Taylor lowered her voice. “Maddie’s already asleep?”
“For a good hour. She was exhausted.”
“Dad told you what happened?”
“He said she had a generalized tonic-clonic seizure.”
Samantha’s medical training made it so easy to talk to her. Taylor was always grateful not to have to mince words. “Maybe it was an anomaly,” she said.
Samantha nodded. “It’s hard to know.”
Normally Taylor might have treated herself to a glass of wine after a long day, but Samantha didn’t drink, and the two women were such old friends that if Samantha had wanted anything else, she would have gotten it.
“She seemed okay?” Taylor probed.
“A little disoriented. I don’t think she got much homework done.”
“I’ll have to call her teacher. They try not to give homework over the weekend. Maybe Maddie can make up whatever she didn’t do on Saturday.”
Samantha was half lying, half sitting, with her dark hair spread against the back of the old sofa. She was of mixed ancestry, as if the continents of the world had huddled together at her creation. Her father had been half Korean, half African-American. Her mother’s heritage was unknown but likely European. Samantha’s face was long and elegant, her huge eyes slightly tilted, her hair wild, her complexion the color of almonds.

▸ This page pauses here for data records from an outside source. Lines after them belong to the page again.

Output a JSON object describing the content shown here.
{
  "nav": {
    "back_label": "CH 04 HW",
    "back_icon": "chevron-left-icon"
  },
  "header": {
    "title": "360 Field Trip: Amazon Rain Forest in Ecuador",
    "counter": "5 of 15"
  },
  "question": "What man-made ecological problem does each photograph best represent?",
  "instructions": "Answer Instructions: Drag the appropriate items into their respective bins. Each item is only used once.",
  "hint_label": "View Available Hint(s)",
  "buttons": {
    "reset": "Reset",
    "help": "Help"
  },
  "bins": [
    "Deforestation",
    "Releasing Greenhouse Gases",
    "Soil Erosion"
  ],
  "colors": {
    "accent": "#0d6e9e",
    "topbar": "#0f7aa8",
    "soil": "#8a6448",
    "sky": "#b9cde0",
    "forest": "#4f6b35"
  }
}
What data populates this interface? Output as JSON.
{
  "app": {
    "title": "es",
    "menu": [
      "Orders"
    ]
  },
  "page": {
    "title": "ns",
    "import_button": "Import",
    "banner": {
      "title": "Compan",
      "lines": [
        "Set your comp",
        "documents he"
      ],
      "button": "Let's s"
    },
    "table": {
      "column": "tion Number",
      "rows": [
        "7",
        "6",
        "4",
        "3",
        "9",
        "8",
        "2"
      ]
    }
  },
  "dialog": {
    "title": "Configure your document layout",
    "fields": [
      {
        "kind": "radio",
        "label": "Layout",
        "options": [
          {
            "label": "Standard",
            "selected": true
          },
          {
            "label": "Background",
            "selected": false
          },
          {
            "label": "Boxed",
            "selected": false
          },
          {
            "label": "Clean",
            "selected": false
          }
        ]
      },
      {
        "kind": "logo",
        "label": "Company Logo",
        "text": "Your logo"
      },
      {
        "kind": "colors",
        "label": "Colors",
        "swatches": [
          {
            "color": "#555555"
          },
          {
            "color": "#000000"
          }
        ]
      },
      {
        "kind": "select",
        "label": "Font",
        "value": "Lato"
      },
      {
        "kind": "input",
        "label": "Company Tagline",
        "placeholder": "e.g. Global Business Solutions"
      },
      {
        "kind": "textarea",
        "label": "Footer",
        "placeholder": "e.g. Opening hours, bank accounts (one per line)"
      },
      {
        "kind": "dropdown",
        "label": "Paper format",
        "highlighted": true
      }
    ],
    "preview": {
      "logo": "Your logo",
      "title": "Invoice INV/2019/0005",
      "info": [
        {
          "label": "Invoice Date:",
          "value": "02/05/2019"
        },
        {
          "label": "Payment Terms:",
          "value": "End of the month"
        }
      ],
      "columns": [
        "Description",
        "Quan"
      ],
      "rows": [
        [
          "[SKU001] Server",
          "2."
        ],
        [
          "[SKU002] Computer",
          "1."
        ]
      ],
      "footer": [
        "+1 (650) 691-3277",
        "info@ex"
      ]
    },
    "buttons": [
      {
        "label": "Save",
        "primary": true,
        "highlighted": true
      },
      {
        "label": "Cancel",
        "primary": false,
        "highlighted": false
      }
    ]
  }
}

She wasn’t classically beautiful, and exotic was too charged a word to describe her. She was distinctive, extraordinary. At twenty-nine, she’d already lived harder and faster than most people twice her age.
“Maddie told me she talked to Jeremy,” she said.
“Did she tell you what they talked about?” Taylor didn’t even try to mask a grimace.
“She told him about the seizure. She said he asked a lot of questions.”
“He’s good at questions. It makes him feel involved, like he’s actually participating in her life.”
“By my standards, sweet pea, he’s Father of the Year. He pays child support, and puts money aside for her college.”
There was something to be said for that. Samantha refused to even discuss Edna’s father, who she claimed was completely out of the picture. In contrast, last year, after one of his songs had sold to a recording company, Jeremy had sent Taylor an unexpected bonus check to sock away for emergencies. Taylor had to give the man some credit.
“Getting checks is great,” she said. “But he’s around just enough to remind Maddie that she has a father, and gone just enough to make her yearn for a real one.”